I have just unpacked my loot from the Exchange.  On my bed sits a USB-powered, flexiplastic-bladed fan from Dubai e-government, pens from the Dubai International Finance Centre, which has its own legal system to serve the needs of its resident businesses, and a (feels like) twenty-pound, wooden book from the Crown Prince of Abu Dhabi, covered in glorious photos and vaguely creepy-sounding quotations from Sheikh Zayed.   As I look  at this cargo, spanning our ten days in the Emirates, I have to wonder,  what the hell just happened?

Geologic bloody good fortune.   To me it’s an open question whether the Emirate’s oil reserves, which ultimately make it everything it now is, are really a blessing or a curse.  Regardless, it’s clear that oil has catapulted a nation that prior to 1962 had little in the way of anything into arguably the most dynamic place in the entire Middle East-North African region.   It’s hard not to be somewhat impressed: the Emirates has ambitions of a scale increasingly rare elsewhere, and, even more rare, the money to maybe pull it off.  Less obviously, the Emirates provides capital, relative tolerance and resources to entrepreneurial classes from South Asia and throughout the Middle East-North African region, raising the fortunes of many a merchant family.

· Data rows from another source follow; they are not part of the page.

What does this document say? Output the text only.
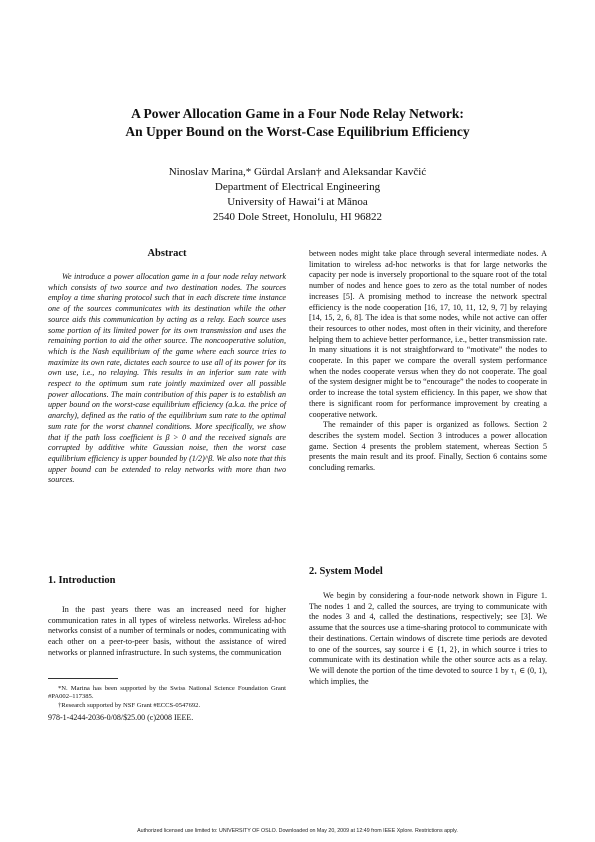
A Power Allocation Game in a Four Node Relay Network:
An Upper Bound on the Worst-Case Equilibrium Efficiency
Ninoslav Marina,* Gürdal Arslan† and Aleksandar Kavčić
Department of Electrical Engineering
University of Hawai‘i at Mānoa
2540 Dole Street, Honolulu, HI 96822
Abstract

We introduce a power allocation game in a four node relay network which consists of two source and two destination nodes. The sources employ a time sharing protocol such that in each discrete time instance one of the sources communicates with its destination while the other source aids this communication by acting as a relay. Each source uses some portion of its limited power for its own transmission and uses the remaining portion to aid the other source. The noncooperative solution, which is the Nash equilibrium of the game where each source tries to maximize its own rate, dictates each source to use all of its power for its own use, i.e., no relaying. This results in an inferior sum rate with respect to the optimum sum rate jointly maximized over all possible power allocations. The main contribution of this paper is to establish an upper bound on the worst-case equilibrium efficiency (a.k.a. the price of anarchy), defined as the ratio of the equilibrium sum rate to the optimal sum rate for the worst channel conditions. More specifically, we show that if the path loss coefficient is β > 0 and the received signals are corrupted by additive white Gaussian noise, then the worst case equilibrium efficiency is upper bounded by (1/2)^β. We also note that this upper bound can be extended to relay networks with more than two sources.

1. Introduction

In the past years there was an increased need for higher communication rates in all types of wireless networks. Wireless ad-hoc networks consist of a number of terminals or nodes, communicating with each other on a peer-to-peer basis, without the assistance of wired networks or planned infrastructure. In such systems, the communication

*N. Marina has been supported by the Swiss National Science Foundation Grant #PA002–117385.

†Research supported by NSF Grant #ECCS-0547692.

978-1-4244-2036-0/08/$25.00 (c)2008 IEEE.

between nodes might take place through several intermediate nodes. A limitation to wireless ad-hoc networks is that for large networks the capacity per node is inversely proportional to the square root of the total number of nodes and hence goes to zero as the total number of nodes increases [5]. A promising method to increase the network spectral efficiency is the node cooperation [16, 17, 10, 11, 12, 9, 7] by relaying [14, 15, 2, 6, 8]. The idea is that some nodes, while not active can offer their resources to other nodes, most often in their vicinity, and therefore helping them to achieve better performance, i.e., better transmission rate. In many situations it is not straightforward to “motivate” the nodes to cooperate. In this paper we compare the overall system performance when the nodes cooperate versus when they do not cooperate. The goal of the system designer might be to “encourage” the nodes to cooperate in order to increase the total system efficiency. In this paper, we show that there is significant room for performance improvement by creating a cooperative network.

The remainder of this paper is organized as follows. Section 2 describes the system model. Section 3 introduces a power allocation game. Section 4 presents the problem statement, whereas Section 5 presents the main result and its proof. Finally, Section 6 contains some concluding remarks.

2. System Model

We begin by considering a four-node network shown in Figure 1. The nodes 1 and 2, called the sources, are trying to communicate with the nodes 3 and 4, called the destinations, respectively; see [3]. We assume that the sources use a time-sharing protocol to communicate with their destinations. Certain windows of discrete time periods are devoted to one of the sources, say source i ∈ {1, 2}, in which source i tries to communicate with its destination while the other source acts as a relay. We will denote the portion of the time devoted to source 1 by τ₁ ∈ (0, 1), which implies, the

Authorized licensed use limited to: UNIVERSITY OF OSLO. Downloaded on May 20, 2009 at 12:49 from IEEE Xplore. Restrictions apply.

But against those positives stand huge negatives, and above all some great unanswered questions.  The negatives include harsh treatment of foreign laborers, the status of women, the immunity of the ruling classes (see last week’s torture allegations), and the hugely unsustainable lifestyle lived by most Emiratis, which apart from producing one of the world’s highest per-capita carbon footprints also includes free housing and utilities, luxuries that would be impossible to sustain were it not for the country’s reserves of black gold.

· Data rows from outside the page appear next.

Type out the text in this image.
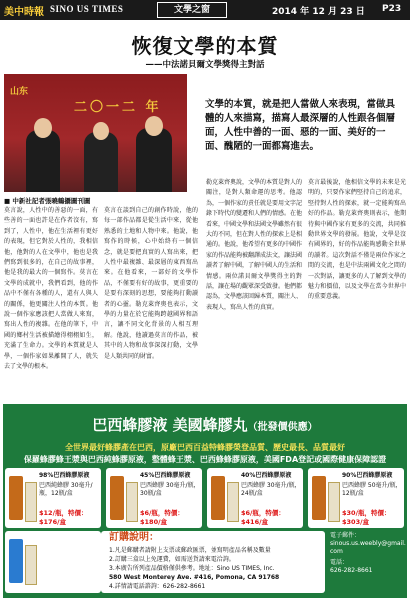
美中時報 SINO US TIMES	文學之窗	2014 年 12 月 23 日 P23
恢復文學的本質
——中法諾貝爾文學獎得主對話
山东
二〇一二 年
■ 中新社記者張曉鶴攝圖刊圖
文學的本質，就是把人當做人來表現，當做具體的人來描寫，描寫人最深層的人性跟各個層面，人性中善的一面、惡的一面、美好的一面、醜陋的一面都寫進去。
莫言說，人性中的善惡的一面，有些善的一面也許是在作者沒有，寫到了，人性中，他在生活裡有更好的表現，但它對於人性的，我相信他，他對的人在文學中，他也是我們寫到很多的，在自己的故事裡，他是我的最大的一個寫作。莫言在文學的成就中，我們看到，他的作品中不僅有各種的人，還有人與人的關係，他更關注人性的本質。他說一個作家應該把人當做人來寫，寫出人性的複雜。在他的筆下，中國的鄉村生活被描繪得栩栩如生，充滿了生命力。文學的本質就是人學，一個作家如果離開了人，就失去了文學的根本。
莫言在談到自己的創作時說，他的每一部作品都是從生活中來，從他熟悉的土地和人物中來。他說，他寫作的時候，心中始終有一個信念，就是要把真實的人寫出來，把人性中最複雜、最深層的東西寫出來。在他看來，一部好的文學作品，不僅要有好的故事，更重要的是要有深刻的思想，要能夠打動讀者的心靈。勒克萊齊奧也表示，文學的力量在於它能夠跨越國界和語言，讓不同文化背景的人相互理解。他說，他讀過莫言的作品，被其中的人物和故事深深打動，文學是人類共同的財富。
勒克萊齊奧說，文學的本質是對人的關注，是對人類命運的思考。他認為，一個作家的責任就是要用文字記錄下時代的變遷和人們的情感。在他看來，中國文學和法國文學雖然有很大的不同，但在對人性的探索上是相通的。他說，他希望有更多的中國作家的作品能夠被翻譯成法文，讓法國讀者了解中國，了解中國人的生活和情感。兩位諾貝爾文學獎得主的對話，讓在場的觀眾深受啟發。他們都認為，文學應該回歸本質，關注人、表現人，寫出人性的真實。
莫言最後說，他相信文學的未來是光明的，只要作家們堅持自己的追求，堅持對人性的探索，就一定能夠寫出好的作品。勒克萊齊奧則表示，他期待與中國作家有更多的交流，共同推動世界文學的發展。他說，文學是沒有國界的，好的作品能夠感動全世界的讀者。這次對話不僅是兩位作家之間的交流，也是中法兩國文化之間的一次對話，讓更多的人了解到文學的魅力和價值，以及文學在當今世界中的重要意義。
巴西蜂膠液 美國蜂膠丸（批發價供應）
全世界最好蜂膠產在巴西，原廠巴西百益特蜂膠榮登品質、歷史最長、品質最好
保羅蜂膠蜂王漿與巴西純蜂膠原液，整體蜂王漿、巴西蜂蜂膠原液，美國FDA登記或國際健康保障認證
98%巴西蜂膠原液
巴西純蜂膠 30毫升/瓶，12瓶/盒
$12/瓶，特價：$176/盒
45%巴西蜂膠原液
巴西蜂膠 30毫升/瓶，30瓶/盒
$6/瓶，特價：$180/盒
40%巴西蜂膠原液
巴西蜂膠 30毫升/瓶，24瓶/盒
$6/瓶，特價：$416/盒
90%巴西蜂膠原液
巴西蜂膠 50毫升/瓶，12瓶/盒
$30/瓶，特價：$303/盒
訂購說明：
1.凡是郵購者請附上支票或郵政匯票，並寫明產品名稱及數量
2.訂購三盒以上免運費，如需送貨請來電洽詢。
3.本廣告所列產品價格僅供參考。地址：Sino US TIMES, Inc.
580 West Monterey Ave. #416, Pomona, CA 91768
4.詳情請電話諮詢：626-282-8661
電子郵件：
sinous.us.weebly@gmail.com
電話：
626-282-8661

But these challenges seem to me less important than some fundamental questions about the UAE’s approach to nationhood.  Can you sustain what’s basically a tribal system of government and patronage in a global economy?  Can you hope to become a knowledge economy (as the government says it does) while refusing to grant citizenship, or the rights thereof, to the expatriates who must build it?  Finally, can the UAE really create a post-oil future out of the desert wastelands?  So far, oil bankrolls everything else.

My bet in answering these questions is no.  Most things about the UAE seemed to me to have a mirage-like quality, and I think there’s much about the place that’s illusory.